The leader of the government also gave a reply to the decision by saying that he plans on creating an urgent law that will announce Rwanda as a secure nation. Additionally, he mentioned that this rule would not be hindered by the European Court of Human Rights (ECtHR) or any other court. It is important to note that no judicial branch, including the ECtHR, has the power to nullify a Parliamentary Act.

The task for the government is to determine whether this proposal will be enacted as legislation prior to the upcoming election. Though the bill may be approved promptly by the government's majority in the Commons, the Lords' schedule is beyond their control, and they may scrutinize or postpone the bill's passage.
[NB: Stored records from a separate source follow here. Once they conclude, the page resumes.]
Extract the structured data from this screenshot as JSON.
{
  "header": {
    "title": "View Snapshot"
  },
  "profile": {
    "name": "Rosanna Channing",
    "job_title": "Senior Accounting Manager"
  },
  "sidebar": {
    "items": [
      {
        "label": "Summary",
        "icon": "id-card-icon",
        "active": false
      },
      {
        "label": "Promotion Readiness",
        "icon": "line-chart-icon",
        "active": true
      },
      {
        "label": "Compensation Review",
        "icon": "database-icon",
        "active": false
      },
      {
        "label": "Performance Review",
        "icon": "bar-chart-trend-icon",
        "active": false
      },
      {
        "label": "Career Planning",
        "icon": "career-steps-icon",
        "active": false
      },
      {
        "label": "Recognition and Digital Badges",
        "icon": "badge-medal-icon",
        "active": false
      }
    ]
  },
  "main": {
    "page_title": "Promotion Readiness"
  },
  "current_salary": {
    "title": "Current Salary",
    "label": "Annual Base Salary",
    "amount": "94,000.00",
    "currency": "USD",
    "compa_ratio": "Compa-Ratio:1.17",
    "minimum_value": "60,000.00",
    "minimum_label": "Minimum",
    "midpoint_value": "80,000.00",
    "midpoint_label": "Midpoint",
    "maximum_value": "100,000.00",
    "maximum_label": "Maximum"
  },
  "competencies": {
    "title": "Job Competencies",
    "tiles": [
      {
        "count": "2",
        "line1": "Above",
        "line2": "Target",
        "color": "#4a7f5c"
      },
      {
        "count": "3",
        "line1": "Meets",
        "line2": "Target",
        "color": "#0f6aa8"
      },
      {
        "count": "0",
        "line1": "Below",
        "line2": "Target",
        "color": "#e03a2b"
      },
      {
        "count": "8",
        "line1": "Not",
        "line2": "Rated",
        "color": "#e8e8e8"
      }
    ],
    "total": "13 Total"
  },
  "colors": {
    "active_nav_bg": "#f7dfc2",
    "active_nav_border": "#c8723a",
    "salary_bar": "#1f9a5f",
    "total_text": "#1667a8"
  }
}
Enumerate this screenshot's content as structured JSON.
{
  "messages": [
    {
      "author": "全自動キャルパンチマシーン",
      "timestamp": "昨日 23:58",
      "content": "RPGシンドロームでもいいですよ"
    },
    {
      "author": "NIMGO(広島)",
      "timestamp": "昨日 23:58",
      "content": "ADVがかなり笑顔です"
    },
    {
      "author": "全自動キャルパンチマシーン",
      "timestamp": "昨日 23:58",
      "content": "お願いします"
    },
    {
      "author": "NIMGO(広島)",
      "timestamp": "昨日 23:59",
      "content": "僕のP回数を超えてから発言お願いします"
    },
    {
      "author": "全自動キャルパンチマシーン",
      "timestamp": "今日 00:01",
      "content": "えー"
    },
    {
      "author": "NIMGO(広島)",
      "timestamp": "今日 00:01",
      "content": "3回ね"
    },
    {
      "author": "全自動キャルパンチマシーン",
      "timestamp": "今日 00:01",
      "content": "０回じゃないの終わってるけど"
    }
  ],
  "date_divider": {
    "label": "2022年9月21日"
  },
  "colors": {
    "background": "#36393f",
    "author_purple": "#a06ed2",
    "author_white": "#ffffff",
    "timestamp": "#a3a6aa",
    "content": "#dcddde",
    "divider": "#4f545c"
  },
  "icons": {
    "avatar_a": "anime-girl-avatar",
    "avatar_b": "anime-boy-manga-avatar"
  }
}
A law stating that Rwanda is secure wouldn't release the UK from its duties under worldwide law. UK and Strasbourg courts might still rule that this law breaches human rights. Yet, the law would still be in effect. The actual result of passing such a law would be detrimental to the UK's positive record on human rights and reputation for following its global commitments.

The UK's only immediate option is to come to terms with a nation that is secure (which it is currently attempting to do). A total of 56 countries (8 of which are solely for males) are classified as safe according to the Illegal Migration Act- but so far, the UK has only reached an agreement with Rwanda. Many of the countries on the list are grappling with their own migration issues, making it unlikely for them to take in individuals seeking asylum from the UK. Hence why, until they work things out with Rwanda, no one gets deported.

Rewritten: Senior researcher Dr. Joelle Grogan from the UK in a Changing Europe provides insights.